The state officials agreed that more than ever, now is the time to focus on the importance of middle-skill jobs and provide adequate training at career and technical centers across the state.
By 2018, the number of jobs in West Virginia that demand a college degree will increase by 20,000, while nearly half of all jobs will require some sort of postsecondary training, according to the HEPC.
Now, only 17 out of every 100 ninth-graders in West Virginia will earn an associate's degree or bachelor's degree, according to Hill.
"We have a lot of first-generation students throughout the state, and we've got to encourage those students to aspire to a postsecondary education. That is so important for a better quality life," he said. "We need to increase awareness that education is the primary vehicle to rise above the barriers in order to achieve dreams, no matter how big or small."
With economic opportunities on the horizon, Burdette stressed the need for more qualified in-state professionals, pointing to the state's energy production capabilities.
"I work a lot with companies that come to West Virginia and they love West Virginia workers. They think they're loyal and have a strong work ethic.
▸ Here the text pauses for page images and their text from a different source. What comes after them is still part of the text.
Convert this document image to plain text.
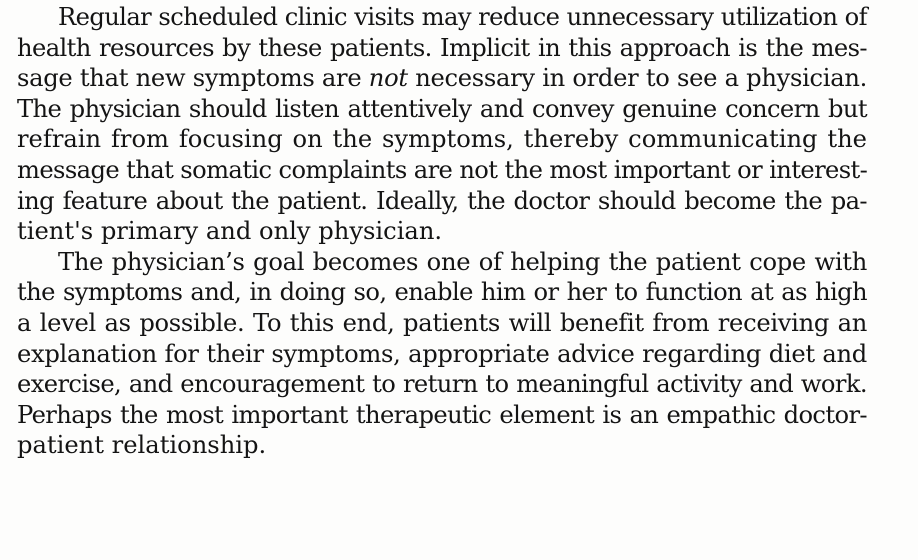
Regular scheduled clinic visits may reduce unnecessary utilization of
health resources by these patients. Implicit in this approach is the mes-
sage that new symptoms are not necessary in order to see a physician.
The physician should listen attentively and convey genuine concern but
refrain from focusing on the symptoms, thereby communicating the
message that somatic complaints are not the most important or interest-
ing feature about the patient. Ideally, the doctor should become the pa-
tient's primary and only physician.
The physician’s goal becomes one of helping the patient cope with
the symptoms and, in doing so, enable him or her to function at as high
a level as possible. To this end, patients will benefit from receiving an
explanation for their symptoms, appropriate advice regarding diet and
exercise, and encouragement to return to meaningful activity and work.
Perhaps the most important therapeutic element is an empathic doctor-
patient relationship.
But, they don't have a lot of confidence in our bench because they're afraid it doesn't run deep enough," he said. "That concerns me because we are very much on the cusp of an economic opportunity that we haven't seen in our lifetime.
"But, if we don't have the people to do the job, we're going to have a hard time in this state," he said.
Phares said the state Board of Education has a special focus on career and technical pathways and plans to embed math and English credits into those students' curriculum as early as next year.
The state board has also teamed up with the Southern Regional Education Board to pilot preparatory programs that focus on energy and power courses. The state is also eyeing alternative power and informatics programs currently used in South Carolina and Kentucky.
Informatics is the practice of information processing, or the science of processing data for storage and retrieval.
"People keep saying these are new initiatives, but they aren't. We forget what it is that we do. Our common goal has always been about vocational education. The reason that kids go to school is so that when they get on the other end, they can get a job," Phares said. "So, these things that we're calling new initiatives are actually just reactions to the way the world is changing around us."